L’enfant eut un rire sournois, puis se gratta l’oreille avec sa tartine, mais s’obstina à ne pas soupçonner la présence d’un monsieur perché dans un arbre.

— Rentre tes bêtes dans le pré, ordonna le docteur.

Docile, la petite mit sous son bras le reste gluant de sa tartine, empoigna d’une main la queue de la vache rousse, de l’autre celle de la vache noire, puis donna une secousse à ces rênes singulières. Placidement, les deux bêtes se mirent en marche, côte à côte, et rentrèrent dans le pré en remorquant leur minuscule gardienne, qui se laissait traîner à croupetons.

— Eh bien, vous ne descendez pas ? demanda M.  Brusy à son beau-frère.

— Vous croyez que les vaches n’ont garde de revenir ?

— Mais non !… Mais non !

— Oui, vous dites ça… J’aimerais tout de même mieux que vous fermiez la barrière. Cette satanée gamine l’a encore laissée ouverte.

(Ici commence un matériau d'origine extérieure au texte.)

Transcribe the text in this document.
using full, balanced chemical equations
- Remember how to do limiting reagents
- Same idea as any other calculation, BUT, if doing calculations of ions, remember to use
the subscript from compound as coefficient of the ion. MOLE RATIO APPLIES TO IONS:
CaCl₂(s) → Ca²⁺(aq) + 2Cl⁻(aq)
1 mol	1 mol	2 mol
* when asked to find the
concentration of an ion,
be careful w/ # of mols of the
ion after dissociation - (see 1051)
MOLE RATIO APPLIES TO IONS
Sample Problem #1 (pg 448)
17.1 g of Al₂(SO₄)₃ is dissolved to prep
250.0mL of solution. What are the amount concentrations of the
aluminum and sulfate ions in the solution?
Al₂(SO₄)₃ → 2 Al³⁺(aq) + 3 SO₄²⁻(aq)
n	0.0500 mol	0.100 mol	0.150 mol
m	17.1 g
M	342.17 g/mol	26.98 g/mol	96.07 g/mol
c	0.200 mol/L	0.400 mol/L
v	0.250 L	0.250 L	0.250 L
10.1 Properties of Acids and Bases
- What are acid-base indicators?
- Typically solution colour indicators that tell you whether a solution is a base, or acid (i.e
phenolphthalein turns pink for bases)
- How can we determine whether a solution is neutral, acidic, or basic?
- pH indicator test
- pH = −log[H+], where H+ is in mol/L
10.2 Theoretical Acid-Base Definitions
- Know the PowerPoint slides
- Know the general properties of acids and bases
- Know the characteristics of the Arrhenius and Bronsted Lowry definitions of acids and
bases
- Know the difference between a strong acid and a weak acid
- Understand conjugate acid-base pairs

Le docteur alla fermer la barrière et M.  Hougnot, enfin rassuré, descendit avec une sage lenteur, en poussant de petits cris d’effroi, pour se laisser enfin tomber dans les deux paires de bras que Joséphine et Marie tendaient vers lui. Puis les jeunes filles, soutenant leur père avec autant de sollicitude que s’il avait reçu quelque grave blessure, le conduisirent au quartier de roche, sur lequel il s’assit en déclarant d’un ton farouche :

— On ne devrait pas permettre aux paysans d’avoir des vaches ! C’est un véritable danger public, une menace constante pour les paisibles promeneurs !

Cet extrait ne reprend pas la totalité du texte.